1949 bekam er seine ersten Aufträge von der amerikanischen Tageszeitung für Deutschland, für Die Neue Zeitung. Von 1957 bis 1971 lieferte er mehr als 3.000 Zeichnungen an die Zeit – unter anderem zur Illustration der Kolumne „Pro & Contra“ von Rudolf Walter Leonhardt. Seine Zeichnungen und politischen Karikaturen veröffentlichten auch internationale Medien wie The Times, Du, Dagens Nyheter oder The Observer.

„Als Karikaturist sah Flora“, so der Literaturwissenschaftler Sigurd Paul Scheichl, „das Groteske im öffentlichen Leben – und er zeichnet es.
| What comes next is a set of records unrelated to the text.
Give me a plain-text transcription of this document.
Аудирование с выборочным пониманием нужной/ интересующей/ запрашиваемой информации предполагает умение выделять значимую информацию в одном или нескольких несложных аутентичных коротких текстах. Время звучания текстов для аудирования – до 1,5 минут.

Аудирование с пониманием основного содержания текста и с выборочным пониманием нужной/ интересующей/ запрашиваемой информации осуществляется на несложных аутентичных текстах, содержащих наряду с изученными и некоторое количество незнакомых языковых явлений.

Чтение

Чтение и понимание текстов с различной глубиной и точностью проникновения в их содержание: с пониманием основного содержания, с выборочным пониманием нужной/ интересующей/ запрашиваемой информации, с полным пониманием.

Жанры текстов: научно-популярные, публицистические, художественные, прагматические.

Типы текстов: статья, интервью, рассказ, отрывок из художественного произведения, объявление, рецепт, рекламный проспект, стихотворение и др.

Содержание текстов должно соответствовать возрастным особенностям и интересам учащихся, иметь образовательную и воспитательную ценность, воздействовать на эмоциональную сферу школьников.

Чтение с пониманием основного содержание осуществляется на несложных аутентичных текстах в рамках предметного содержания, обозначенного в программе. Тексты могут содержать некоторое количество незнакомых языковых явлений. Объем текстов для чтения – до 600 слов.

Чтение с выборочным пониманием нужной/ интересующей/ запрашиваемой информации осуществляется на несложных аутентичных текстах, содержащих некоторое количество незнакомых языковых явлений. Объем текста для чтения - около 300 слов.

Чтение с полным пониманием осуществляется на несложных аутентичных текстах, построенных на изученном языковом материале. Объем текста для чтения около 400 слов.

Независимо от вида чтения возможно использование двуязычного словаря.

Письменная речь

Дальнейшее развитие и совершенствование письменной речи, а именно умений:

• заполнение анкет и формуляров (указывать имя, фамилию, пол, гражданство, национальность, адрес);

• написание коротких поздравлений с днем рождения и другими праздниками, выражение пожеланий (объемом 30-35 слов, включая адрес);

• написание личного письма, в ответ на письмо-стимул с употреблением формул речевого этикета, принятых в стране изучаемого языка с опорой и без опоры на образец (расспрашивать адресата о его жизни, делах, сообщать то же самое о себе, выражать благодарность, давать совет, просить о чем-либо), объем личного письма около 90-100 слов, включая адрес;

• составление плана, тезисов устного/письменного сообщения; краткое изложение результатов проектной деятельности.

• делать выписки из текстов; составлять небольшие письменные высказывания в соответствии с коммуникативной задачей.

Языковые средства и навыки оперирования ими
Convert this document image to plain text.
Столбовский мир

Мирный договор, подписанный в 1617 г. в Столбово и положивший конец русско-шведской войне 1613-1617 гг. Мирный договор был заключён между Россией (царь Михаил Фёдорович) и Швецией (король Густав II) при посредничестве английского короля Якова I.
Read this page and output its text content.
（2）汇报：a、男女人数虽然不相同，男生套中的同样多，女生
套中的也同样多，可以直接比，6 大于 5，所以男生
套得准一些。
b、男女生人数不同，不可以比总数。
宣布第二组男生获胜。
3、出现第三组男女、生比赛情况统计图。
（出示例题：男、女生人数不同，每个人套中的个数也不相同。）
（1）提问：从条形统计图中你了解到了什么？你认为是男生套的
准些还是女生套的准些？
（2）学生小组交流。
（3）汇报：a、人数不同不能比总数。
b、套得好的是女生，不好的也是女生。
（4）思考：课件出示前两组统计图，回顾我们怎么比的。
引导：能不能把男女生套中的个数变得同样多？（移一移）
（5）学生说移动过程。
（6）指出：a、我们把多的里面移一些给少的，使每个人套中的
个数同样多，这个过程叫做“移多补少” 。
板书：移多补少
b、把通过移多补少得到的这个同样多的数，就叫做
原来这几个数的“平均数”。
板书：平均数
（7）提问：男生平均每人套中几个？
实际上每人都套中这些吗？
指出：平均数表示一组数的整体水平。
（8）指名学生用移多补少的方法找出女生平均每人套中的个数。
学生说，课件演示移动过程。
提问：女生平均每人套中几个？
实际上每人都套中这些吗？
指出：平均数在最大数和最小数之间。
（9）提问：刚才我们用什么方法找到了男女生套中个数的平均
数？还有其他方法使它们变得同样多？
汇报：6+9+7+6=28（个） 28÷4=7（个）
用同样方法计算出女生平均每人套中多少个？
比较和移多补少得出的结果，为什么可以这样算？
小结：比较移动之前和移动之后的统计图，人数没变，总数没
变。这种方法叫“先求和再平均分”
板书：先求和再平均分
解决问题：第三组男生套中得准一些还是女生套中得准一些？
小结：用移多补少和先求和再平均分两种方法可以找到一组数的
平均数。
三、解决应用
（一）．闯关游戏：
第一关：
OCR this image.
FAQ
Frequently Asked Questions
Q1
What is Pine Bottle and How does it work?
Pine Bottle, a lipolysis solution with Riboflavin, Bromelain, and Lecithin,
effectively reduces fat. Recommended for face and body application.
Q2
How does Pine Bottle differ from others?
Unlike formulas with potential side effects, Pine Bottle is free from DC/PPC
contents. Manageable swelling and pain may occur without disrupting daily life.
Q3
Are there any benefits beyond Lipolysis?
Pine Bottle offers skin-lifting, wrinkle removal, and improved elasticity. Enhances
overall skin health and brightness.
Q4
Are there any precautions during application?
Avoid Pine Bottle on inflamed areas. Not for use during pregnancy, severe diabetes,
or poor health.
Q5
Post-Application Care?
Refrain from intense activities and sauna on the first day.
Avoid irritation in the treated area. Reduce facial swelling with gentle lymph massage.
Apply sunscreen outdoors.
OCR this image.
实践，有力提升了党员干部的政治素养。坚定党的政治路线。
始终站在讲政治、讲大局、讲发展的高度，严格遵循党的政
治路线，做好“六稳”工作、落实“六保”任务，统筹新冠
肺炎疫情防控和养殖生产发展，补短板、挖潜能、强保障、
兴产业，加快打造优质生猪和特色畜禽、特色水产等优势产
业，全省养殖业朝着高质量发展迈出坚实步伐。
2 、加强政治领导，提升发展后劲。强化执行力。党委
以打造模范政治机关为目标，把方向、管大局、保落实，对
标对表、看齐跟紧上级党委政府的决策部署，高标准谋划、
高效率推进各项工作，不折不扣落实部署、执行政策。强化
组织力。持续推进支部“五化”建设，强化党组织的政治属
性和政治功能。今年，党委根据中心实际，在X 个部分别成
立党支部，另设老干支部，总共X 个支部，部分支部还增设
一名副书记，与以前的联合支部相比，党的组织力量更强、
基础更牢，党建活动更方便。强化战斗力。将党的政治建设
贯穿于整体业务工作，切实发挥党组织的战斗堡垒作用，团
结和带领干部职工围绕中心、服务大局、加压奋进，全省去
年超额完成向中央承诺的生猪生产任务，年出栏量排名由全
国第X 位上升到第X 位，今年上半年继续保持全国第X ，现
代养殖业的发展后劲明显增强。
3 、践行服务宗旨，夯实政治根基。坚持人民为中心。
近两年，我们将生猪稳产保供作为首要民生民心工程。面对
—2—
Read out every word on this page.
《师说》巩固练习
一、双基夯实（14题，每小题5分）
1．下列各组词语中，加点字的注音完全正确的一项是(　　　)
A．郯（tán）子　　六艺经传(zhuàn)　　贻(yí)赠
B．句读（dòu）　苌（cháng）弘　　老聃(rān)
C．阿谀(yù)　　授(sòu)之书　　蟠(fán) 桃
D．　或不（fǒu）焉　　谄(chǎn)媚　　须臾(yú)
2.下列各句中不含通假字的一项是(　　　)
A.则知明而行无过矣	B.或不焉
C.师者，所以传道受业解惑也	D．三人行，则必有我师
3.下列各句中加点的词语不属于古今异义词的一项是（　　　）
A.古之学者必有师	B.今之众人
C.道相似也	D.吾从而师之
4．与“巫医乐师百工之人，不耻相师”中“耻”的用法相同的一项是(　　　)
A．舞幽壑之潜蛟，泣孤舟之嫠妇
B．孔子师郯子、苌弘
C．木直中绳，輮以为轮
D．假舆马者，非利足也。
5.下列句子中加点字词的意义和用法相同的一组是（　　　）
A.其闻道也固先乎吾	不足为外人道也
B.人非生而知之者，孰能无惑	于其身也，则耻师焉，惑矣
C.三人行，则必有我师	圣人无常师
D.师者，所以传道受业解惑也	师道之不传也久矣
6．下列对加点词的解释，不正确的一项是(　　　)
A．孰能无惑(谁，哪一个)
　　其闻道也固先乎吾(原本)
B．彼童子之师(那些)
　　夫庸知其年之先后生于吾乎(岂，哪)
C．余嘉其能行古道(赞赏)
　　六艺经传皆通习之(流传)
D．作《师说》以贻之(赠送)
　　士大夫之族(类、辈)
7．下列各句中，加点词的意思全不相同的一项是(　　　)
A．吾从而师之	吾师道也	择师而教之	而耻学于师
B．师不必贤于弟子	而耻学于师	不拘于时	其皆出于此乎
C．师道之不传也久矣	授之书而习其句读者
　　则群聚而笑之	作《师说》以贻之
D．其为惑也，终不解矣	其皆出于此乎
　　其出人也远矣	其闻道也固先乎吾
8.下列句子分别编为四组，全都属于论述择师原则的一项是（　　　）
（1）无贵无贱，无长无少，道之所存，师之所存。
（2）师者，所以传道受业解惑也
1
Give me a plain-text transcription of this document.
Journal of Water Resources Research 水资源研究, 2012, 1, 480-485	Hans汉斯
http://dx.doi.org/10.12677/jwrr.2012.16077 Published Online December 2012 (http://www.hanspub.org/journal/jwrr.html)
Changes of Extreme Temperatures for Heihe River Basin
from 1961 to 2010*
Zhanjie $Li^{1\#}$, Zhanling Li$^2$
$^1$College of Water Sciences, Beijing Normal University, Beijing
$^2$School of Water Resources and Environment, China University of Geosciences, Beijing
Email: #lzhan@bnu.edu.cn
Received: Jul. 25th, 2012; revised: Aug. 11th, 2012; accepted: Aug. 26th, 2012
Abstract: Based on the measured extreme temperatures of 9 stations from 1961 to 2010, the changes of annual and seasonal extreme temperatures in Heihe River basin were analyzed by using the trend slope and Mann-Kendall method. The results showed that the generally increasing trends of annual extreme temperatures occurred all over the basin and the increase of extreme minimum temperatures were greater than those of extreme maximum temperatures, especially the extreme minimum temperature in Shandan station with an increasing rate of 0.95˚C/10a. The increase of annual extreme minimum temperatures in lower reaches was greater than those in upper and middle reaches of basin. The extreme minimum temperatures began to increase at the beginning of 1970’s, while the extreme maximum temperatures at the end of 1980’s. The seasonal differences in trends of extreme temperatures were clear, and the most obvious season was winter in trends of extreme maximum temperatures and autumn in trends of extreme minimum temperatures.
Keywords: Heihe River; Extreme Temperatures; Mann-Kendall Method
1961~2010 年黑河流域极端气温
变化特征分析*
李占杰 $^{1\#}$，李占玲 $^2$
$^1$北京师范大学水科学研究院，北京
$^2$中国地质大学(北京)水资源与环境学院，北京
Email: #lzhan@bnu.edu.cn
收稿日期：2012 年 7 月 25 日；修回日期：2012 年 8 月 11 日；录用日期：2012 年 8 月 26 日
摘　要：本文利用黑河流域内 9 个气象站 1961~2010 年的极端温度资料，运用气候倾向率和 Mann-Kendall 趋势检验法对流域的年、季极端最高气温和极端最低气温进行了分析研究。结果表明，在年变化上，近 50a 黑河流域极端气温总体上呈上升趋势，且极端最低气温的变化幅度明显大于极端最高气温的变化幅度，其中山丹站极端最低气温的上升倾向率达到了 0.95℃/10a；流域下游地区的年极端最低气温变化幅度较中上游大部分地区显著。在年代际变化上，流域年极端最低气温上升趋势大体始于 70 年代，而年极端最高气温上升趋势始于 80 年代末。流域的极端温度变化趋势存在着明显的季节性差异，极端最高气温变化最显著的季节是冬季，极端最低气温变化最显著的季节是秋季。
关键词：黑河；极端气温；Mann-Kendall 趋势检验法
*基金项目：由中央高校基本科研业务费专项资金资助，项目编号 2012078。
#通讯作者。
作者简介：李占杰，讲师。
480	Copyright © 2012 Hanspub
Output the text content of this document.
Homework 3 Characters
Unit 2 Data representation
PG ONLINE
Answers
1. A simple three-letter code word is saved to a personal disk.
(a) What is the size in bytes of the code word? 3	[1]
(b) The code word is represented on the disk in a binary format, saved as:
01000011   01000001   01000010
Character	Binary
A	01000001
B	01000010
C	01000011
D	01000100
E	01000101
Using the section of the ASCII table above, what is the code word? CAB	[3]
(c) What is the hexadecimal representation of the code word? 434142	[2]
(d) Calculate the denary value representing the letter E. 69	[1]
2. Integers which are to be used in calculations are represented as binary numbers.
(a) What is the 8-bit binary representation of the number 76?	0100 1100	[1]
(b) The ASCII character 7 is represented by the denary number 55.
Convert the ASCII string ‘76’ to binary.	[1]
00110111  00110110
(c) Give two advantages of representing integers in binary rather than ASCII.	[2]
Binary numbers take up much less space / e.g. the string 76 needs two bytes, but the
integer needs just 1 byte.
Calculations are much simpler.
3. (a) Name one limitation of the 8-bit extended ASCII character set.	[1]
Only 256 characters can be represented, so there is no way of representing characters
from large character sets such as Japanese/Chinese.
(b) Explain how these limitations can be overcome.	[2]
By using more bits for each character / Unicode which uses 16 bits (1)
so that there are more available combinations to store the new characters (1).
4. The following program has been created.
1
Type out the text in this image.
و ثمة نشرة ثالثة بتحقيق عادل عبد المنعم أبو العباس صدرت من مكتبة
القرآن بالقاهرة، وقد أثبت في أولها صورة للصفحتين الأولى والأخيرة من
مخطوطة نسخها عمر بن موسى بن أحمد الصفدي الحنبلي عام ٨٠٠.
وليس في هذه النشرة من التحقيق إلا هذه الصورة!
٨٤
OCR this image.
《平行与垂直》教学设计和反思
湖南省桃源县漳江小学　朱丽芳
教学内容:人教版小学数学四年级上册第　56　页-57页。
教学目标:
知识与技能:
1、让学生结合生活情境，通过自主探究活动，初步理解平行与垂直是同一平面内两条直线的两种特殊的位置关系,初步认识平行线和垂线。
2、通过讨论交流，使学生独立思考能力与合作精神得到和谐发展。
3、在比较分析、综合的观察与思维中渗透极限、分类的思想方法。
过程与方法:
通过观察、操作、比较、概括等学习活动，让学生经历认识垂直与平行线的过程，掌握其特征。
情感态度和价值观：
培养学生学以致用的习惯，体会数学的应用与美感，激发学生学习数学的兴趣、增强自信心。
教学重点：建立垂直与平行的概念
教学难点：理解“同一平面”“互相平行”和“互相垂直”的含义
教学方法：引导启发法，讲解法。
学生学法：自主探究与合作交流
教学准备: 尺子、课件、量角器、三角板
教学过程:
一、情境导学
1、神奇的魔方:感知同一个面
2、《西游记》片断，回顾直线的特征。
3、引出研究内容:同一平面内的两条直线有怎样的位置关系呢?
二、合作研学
Lachend, nicht vor Wut schäumend.“ Marion Gräfin Dönhoff erinnerte sich so: „Als Karikaturist stand er immer augenzwinkernd und ein wenig amüsiert außerhalb – so ein bisschen wie der liebe Gott.“ Friedrich Dürrenmatt bezeichnete ihn als „den Denker und Grübler unter den Karikaturisten“. Wobei festzuhalten bleibt, dass sich Flora nicht nur als Karikaturist verstand, sondern vor allem als Zeichner wahrgenommen werden wollte. Erich Kästner sah in ihm gar einen „Bilderschriftsteller“: Flora schreibt seine Linien so zart und zärtlich aufs Papier, als habe er Angst ihm weh zu tun. Und wo er nur irgend kann, lässt er das unbeschriebene, unverletzte Weiß aufs effektvollste mitwirken Andere Zeichner mögen hassen, anklagen und verachten oder sich und ihre Tusche vor Lachen ausschütten - Paul Floras Linien lächeln.“

Vielleicht darum hat Paul Flora auch zahlreiche Bücher illustriert, besonders für den Diogenes-Verlag in Zürich, Bücher von Peter Hacks, Wolfgang Hildesheimer, Erich Kästner oder Josef Müller-Marein. Seit 1999 war er Mitglied im P.E.N.-Club Liechtenstein und wurde dessen Ehrenpräsident. Bleiben noch seine Bühnenbilder zu erwähnen, etwa fürs Wiener Akademietheater und das Deutsche Schauspielhaus in Hamburg.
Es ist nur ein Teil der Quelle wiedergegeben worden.